Today marks an important day in the countryside calendar.
The start of the game shooting season proper.
From first light until February 1 groups of “guns” will be out at the thousands of shoots across the county, hoping to bag themselves pheasant as well as other game that is already in season.
In Britain, we should be rightly proud of our shooting sports as we have something that is truly special.
Game management and conservation have helped shape and enhance our landscapes for generations.
That management is now involved in some two-thirds of the rural land mass of the UK.
Within that area, nearly two million hectares are actively managed for conservation, with the equivalent of 16,000 full-time jobs spent on that conservation every year.

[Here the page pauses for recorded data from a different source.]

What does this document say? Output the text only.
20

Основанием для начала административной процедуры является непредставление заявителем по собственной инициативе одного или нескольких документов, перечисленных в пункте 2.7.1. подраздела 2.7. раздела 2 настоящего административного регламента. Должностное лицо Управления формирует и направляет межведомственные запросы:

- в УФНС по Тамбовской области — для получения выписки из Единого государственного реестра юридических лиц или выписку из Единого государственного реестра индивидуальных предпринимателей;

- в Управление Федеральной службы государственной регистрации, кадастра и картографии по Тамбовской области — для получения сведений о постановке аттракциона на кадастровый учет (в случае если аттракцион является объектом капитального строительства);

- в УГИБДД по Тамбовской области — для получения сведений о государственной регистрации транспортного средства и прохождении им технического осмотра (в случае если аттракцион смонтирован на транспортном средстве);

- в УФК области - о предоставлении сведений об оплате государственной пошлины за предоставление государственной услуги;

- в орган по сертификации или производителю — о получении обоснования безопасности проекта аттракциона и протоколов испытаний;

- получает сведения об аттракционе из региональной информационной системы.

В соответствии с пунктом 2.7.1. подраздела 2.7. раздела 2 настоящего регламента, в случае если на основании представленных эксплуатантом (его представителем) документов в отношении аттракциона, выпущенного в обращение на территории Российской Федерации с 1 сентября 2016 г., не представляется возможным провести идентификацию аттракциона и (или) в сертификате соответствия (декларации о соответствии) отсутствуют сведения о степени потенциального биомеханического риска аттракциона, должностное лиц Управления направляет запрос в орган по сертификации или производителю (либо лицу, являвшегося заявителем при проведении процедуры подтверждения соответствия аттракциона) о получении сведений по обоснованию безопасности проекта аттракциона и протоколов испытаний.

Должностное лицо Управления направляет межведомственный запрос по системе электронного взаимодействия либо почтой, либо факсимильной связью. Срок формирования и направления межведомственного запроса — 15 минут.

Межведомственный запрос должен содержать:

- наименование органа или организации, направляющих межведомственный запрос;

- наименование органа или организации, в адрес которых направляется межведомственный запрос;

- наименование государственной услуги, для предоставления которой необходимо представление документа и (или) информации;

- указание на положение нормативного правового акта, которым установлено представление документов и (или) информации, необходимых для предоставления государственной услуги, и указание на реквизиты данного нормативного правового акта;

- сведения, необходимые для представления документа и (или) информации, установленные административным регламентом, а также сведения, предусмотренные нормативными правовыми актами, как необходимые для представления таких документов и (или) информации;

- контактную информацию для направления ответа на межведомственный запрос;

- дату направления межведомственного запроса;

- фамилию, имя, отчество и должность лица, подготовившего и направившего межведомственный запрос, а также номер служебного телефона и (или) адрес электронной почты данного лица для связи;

Two million hectares represents 12 per cent of the UK’s rural land.
This is more than 10 times the total area of all national and local nature reserves.
As a result, wildlife thrives where land is properly managed for shooting, a sport that is worth £2bn to the UK economy and involves more than a million people.
The contribution that it makes to the rural economy is therefore enormous, and it is frequently in places where other sources of income are few and far between.
There are also real health benefits to eating game.
Venison is high in protein, low in saturated fatty acids and contains higher levels of iron than any other red meat.
Pheasant and partridge also contain a high level of iron, protein and vitamin B6.
The fact it is also a wild, free-range alternative to farmed meat just adds to its attraction.
And its popularity just keeps increasing.
So whether you enjoy crisp, winter days out in the field with your dog and friends, or if you want to once again enjoy fresh free-range game at its best, be thankful that the shooting season is here again.